A sturdy chair with armrests and athletic shoes with non-skid soles are all you need for these simple strength building exercises.
Sit slightly forward in a chair with your hands on the armrests. Your feet should be flat on the floor and slightly apart, and your upper body should be upright (don’t lean forward). Using your arms for balance only, slowly raise your buttocks off the chair until nearly standing with your knees bent. Pause. Slowly sit back down. Aim for 8–12 repetitions. Rest and repeat the set.
Put a chair with armrests up against a wall. Sit in the chair and put your feet together flat on the floor. Lean forward a bit while keeping your shoulders and back straight. Bend your elbows and place your hands on the armrests of the chair, so they are in line with your torso. Pressing downward on your hands, try to lift yourself up a few inches by straightening out your arms.

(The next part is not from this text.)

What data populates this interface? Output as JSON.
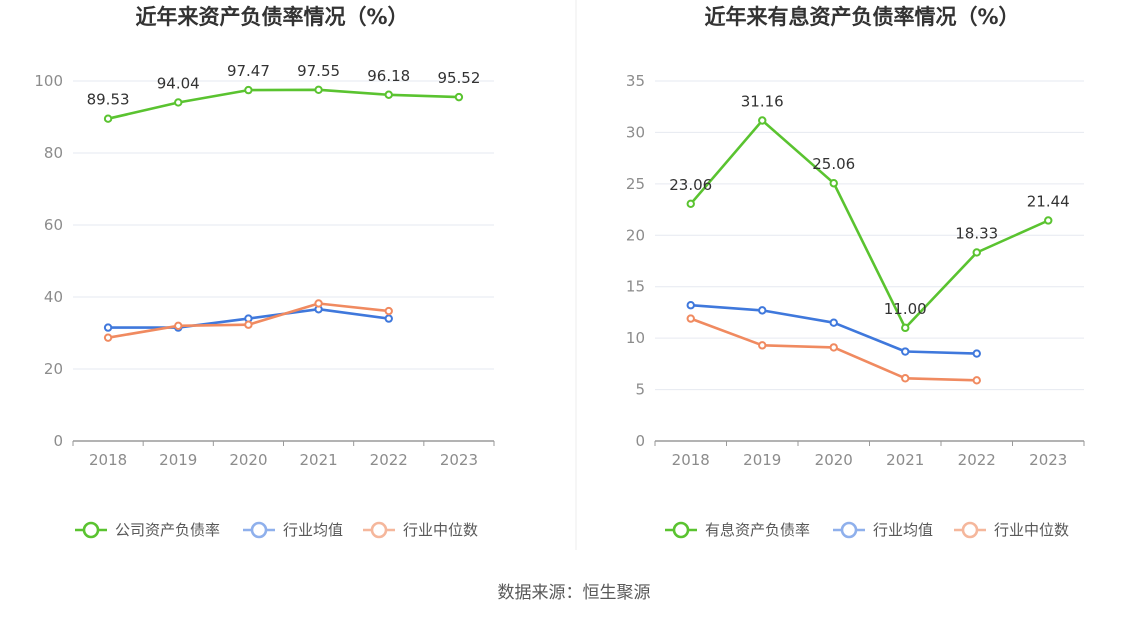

Raise your upper body and thighs, but keep your feet in contact with the floor. Pause. Slowly release until you’re sitting back down again. Aim for 8–12 repetitions. Rest and repeat the set.
Standing calf raise
Stand with your feet flat on the floor. Hold onto the back of your chair for balance. Raise yourself up on tiptoe, as high as possible. Hold briefly, then lower yourself. Aim for 8–12 repetitions. Rest and repeat the set.